The RNC’s Gender Problem

by Brian Bolduc

In the Rules of the Republican Party, Rule No. 5, which concerns the “Officers of the Republican National Committee,” states:

(a) The officers of the Republican National Committee shall consist of:

(1) A chairman and a co-chairman of the opposite sex who shall be elected by the members of the Republican National Committee. [Emphasis added.]

If the RNC elects a male chair, then, it must elect a female co-chair — and vice versa. Currently, the RNC has a male chair, Michael Steele, and a female co-chair, Jan Larimer, the committeewoman from Wyoming. Both are running for reelection. So far, Larimer and Sharon Day, the committeewoman from Florida, are the only declared candidates for co-chair.

Larimer and Day should hope for a male victory in the chair’s race. Because the RNC elects the chair first, that race determines the co-chair’s gender. They’re fine if Saul Anuzis, Gentry Collins, Reince Priebus, or Steele wins. But if Ann Wagner or Maria Cino proves victorious, Larimer and Day’s electoral dreams will be dashed.

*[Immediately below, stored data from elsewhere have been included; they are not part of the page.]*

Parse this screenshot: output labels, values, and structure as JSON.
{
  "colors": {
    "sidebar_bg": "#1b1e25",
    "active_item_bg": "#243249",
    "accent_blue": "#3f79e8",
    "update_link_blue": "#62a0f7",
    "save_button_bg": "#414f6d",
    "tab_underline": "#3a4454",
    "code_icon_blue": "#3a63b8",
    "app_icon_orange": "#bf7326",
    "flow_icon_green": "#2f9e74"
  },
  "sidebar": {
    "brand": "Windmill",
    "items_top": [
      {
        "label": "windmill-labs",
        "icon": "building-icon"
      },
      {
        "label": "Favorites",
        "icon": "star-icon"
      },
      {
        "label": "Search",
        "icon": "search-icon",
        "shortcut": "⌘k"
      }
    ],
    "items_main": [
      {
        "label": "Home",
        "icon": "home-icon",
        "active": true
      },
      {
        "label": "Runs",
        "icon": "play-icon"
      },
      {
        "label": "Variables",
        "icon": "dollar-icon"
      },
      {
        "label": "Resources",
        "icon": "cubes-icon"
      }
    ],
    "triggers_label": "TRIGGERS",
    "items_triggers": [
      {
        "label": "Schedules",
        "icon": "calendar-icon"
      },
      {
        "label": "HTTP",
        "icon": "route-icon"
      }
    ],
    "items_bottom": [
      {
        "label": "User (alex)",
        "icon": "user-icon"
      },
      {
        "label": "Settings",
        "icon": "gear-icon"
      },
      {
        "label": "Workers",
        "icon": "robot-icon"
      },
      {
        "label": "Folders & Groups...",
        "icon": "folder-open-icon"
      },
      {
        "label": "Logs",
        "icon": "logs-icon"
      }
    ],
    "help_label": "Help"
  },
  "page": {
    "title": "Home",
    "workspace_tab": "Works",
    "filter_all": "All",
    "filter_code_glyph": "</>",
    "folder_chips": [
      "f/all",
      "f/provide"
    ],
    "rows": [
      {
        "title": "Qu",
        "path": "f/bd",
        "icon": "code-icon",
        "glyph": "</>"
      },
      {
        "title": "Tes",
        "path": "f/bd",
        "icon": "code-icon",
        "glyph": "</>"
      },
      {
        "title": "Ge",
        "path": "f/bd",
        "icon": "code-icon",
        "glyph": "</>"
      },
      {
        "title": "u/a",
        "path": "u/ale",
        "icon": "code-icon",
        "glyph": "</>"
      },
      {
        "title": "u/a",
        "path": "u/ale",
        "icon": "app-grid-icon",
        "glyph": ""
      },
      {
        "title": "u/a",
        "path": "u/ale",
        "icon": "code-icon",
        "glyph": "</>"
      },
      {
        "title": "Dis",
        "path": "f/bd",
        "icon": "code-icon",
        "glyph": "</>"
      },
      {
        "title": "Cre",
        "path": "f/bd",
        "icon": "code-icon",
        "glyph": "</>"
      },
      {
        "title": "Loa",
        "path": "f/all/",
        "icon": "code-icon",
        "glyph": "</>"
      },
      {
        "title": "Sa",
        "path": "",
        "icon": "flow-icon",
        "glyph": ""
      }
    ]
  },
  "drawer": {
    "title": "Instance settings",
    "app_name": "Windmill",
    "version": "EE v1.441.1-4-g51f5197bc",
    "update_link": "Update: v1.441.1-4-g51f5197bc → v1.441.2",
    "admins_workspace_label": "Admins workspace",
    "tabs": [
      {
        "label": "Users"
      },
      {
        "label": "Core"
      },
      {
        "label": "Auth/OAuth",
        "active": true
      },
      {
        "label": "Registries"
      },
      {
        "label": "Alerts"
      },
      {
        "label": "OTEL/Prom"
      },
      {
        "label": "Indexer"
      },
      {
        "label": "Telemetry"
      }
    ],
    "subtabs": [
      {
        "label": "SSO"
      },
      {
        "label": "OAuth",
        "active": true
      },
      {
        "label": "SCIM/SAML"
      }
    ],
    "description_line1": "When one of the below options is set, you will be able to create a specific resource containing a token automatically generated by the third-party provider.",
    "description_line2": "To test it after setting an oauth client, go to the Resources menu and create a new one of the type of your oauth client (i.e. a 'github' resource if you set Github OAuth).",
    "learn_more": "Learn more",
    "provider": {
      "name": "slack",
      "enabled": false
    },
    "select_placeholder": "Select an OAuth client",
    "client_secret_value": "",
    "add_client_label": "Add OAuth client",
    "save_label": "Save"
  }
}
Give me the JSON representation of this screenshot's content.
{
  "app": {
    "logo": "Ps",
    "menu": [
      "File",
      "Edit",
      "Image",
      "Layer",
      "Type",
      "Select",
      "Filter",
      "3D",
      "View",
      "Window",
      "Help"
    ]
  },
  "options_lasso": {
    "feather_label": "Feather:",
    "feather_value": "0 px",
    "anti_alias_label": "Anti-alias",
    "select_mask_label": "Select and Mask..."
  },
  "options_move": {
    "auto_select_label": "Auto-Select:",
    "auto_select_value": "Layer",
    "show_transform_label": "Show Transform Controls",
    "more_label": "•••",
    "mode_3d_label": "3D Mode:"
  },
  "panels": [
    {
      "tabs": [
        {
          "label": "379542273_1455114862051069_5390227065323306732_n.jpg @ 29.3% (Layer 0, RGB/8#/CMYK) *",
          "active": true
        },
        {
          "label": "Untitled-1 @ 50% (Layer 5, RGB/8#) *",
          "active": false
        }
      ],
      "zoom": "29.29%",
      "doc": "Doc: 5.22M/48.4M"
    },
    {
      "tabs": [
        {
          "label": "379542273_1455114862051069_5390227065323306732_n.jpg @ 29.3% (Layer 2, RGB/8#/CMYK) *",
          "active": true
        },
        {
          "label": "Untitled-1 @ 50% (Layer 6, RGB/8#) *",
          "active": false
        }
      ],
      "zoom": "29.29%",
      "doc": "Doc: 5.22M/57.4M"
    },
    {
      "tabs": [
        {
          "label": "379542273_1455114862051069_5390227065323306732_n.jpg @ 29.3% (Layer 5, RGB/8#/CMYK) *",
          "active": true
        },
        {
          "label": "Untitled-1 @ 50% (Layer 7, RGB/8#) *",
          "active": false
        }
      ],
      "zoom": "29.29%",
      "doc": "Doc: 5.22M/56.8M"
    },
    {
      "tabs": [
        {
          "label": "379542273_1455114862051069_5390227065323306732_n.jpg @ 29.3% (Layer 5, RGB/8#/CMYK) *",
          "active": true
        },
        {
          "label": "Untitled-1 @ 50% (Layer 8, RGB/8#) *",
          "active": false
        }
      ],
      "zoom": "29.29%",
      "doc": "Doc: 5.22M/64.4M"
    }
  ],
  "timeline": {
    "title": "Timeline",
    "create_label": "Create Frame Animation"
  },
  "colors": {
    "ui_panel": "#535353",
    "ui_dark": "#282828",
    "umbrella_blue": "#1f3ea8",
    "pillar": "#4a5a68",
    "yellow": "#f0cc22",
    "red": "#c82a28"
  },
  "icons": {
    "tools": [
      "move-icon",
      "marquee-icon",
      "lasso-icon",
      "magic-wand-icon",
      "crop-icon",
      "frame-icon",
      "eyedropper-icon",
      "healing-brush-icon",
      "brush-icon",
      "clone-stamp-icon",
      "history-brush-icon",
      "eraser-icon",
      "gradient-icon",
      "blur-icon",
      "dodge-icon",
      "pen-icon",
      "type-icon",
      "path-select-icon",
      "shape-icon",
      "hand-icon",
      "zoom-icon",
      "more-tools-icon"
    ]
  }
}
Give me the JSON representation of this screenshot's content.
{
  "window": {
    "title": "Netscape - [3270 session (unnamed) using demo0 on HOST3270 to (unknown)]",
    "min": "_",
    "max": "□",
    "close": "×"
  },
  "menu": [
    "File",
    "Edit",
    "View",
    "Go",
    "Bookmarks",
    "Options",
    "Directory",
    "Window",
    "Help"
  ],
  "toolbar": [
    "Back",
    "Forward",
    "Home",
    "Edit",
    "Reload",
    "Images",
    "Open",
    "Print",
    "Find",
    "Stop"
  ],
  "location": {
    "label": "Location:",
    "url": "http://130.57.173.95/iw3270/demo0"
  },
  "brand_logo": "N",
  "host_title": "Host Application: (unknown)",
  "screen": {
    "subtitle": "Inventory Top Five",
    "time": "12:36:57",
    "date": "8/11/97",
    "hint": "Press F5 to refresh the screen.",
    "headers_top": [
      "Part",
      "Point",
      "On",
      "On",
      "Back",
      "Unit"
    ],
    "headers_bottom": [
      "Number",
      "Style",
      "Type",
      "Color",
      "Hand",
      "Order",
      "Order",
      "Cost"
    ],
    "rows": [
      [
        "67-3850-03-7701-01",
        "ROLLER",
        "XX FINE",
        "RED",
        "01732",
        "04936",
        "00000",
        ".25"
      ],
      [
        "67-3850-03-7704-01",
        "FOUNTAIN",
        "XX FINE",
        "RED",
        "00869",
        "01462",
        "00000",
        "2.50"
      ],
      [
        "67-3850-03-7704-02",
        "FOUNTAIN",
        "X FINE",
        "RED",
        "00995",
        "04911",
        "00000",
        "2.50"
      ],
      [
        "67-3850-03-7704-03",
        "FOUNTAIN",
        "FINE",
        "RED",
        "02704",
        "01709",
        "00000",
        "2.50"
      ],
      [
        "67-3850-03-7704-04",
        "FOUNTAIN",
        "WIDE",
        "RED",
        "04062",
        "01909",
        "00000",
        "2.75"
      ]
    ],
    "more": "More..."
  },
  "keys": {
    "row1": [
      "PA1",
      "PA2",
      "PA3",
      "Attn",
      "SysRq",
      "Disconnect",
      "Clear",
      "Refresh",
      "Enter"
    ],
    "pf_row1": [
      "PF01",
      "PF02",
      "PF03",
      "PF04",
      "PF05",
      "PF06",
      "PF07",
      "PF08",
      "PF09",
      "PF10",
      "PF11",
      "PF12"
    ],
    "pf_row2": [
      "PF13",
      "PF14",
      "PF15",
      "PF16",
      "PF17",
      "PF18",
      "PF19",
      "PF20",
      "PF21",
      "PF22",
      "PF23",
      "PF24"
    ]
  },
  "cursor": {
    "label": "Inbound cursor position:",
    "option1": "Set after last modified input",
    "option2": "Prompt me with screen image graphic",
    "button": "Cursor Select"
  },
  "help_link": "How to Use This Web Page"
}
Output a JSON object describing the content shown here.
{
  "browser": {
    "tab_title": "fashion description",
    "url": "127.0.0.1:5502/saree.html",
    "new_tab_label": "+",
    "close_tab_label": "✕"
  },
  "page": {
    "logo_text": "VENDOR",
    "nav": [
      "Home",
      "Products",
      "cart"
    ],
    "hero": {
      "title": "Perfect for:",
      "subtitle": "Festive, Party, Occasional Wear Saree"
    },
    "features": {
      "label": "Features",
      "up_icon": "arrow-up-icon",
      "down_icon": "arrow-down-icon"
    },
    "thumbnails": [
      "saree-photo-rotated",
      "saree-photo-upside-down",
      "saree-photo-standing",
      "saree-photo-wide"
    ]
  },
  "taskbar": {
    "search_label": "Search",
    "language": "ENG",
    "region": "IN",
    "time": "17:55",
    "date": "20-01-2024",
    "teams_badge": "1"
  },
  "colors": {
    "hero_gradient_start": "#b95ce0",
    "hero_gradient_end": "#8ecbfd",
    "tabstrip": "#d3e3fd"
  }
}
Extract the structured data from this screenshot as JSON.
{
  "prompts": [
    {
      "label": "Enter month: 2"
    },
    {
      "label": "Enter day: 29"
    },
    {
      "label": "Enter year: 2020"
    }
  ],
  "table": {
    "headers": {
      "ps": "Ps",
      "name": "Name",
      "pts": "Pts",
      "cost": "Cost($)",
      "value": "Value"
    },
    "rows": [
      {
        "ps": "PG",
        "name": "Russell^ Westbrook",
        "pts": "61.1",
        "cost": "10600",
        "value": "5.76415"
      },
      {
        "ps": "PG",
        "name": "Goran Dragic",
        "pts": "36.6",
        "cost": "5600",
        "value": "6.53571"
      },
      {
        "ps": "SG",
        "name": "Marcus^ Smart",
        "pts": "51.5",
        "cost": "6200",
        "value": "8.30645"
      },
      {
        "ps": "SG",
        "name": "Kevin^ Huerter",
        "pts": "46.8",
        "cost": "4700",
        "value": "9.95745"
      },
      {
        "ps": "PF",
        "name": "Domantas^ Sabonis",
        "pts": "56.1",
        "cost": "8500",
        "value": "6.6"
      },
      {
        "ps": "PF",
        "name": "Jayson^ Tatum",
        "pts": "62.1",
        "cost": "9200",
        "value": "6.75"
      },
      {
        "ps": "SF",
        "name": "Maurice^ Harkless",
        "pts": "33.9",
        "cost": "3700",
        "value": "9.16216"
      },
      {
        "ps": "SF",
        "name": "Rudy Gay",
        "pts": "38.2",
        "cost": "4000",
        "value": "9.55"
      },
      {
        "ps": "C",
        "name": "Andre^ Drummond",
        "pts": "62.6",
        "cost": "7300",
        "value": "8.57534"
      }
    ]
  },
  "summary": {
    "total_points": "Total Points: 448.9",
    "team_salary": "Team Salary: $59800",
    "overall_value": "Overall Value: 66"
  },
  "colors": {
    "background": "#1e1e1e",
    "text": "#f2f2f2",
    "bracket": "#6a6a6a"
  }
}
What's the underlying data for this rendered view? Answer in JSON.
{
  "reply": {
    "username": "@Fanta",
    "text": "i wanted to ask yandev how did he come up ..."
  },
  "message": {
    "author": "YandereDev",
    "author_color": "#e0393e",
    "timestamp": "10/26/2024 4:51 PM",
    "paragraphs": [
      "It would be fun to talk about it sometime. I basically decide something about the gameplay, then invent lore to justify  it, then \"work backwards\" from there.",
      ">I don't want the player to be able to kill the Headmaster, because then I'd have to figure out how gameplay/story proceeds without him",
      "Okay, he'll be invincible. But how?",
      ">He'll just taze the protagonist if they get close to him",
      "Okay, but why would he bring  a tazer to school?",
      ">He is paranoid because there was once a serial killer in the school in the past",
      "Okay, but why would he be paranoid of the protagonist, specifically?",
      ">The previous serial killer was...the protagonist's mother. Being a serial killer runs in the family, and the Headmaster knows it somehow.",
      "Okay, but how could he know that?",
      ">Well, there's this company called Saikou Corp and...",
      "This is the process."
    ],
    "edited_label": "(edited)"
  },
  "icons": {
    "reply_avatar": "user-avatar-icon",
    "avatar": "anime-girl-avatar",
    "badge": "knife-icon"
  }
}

Joyce Terhes, the committeewoman from Maryland and a supporter of Steele, tells National Review Online, if Wagner or Cino were to win, “that would really create havoc with the co-chair.” Terhes surmises that one of the chaps can run for co-chair if he doesn’t win the top slot, but she thinks the current slate of candidates isn’t interested in a consolation prize.